DW: I have been extremely grateful to go to Africa each year. You realize that America is what is not normal in the big picture of the globe. The way we think about our things is most often what ruins us. In Malawi this past summer, of all the pastors I talked to, not one of them had only one church. One fellow had 14. People dying of AIDS all the time. No nuclear families left – the alive adults take up the kids of dead relatives. Households get too big. I realize I am living in a different universe. I plan my retirement. Most countries in Africa have a life expectancy of upper 30’s.

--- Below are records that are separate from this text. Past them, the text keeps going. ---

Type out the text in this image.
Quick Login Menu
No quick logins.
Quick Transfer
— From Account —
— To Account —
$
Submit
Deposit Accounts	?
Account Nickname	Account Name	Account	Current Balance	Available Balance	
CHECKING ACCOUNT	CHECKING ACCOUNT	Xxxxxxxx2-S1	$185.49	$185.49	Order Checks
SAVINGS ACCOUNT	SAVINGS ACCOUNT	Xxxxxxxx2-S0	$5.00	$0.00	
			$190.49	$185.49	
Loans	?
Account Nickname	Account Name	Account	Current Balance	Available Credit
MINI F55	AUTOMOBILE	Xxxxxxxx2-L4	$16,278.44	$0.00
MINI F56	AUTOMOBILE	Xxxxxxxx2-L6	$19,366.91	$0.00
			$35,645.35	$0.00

JP: A few words about Mark Driscoll. There is so much variety on the scene in America that the litmus test must be theology. If he has those 9 things in his right hand, and I will argue that sometimes things in our left hand can subtly undo what we hold in our right hand. Sometimes our cleverness can hurt us. But when you get the right hand correct, you are cut off from a lot of people. I don’t like the word “missional!” Anyway, what I really want to know is what is in your right hand.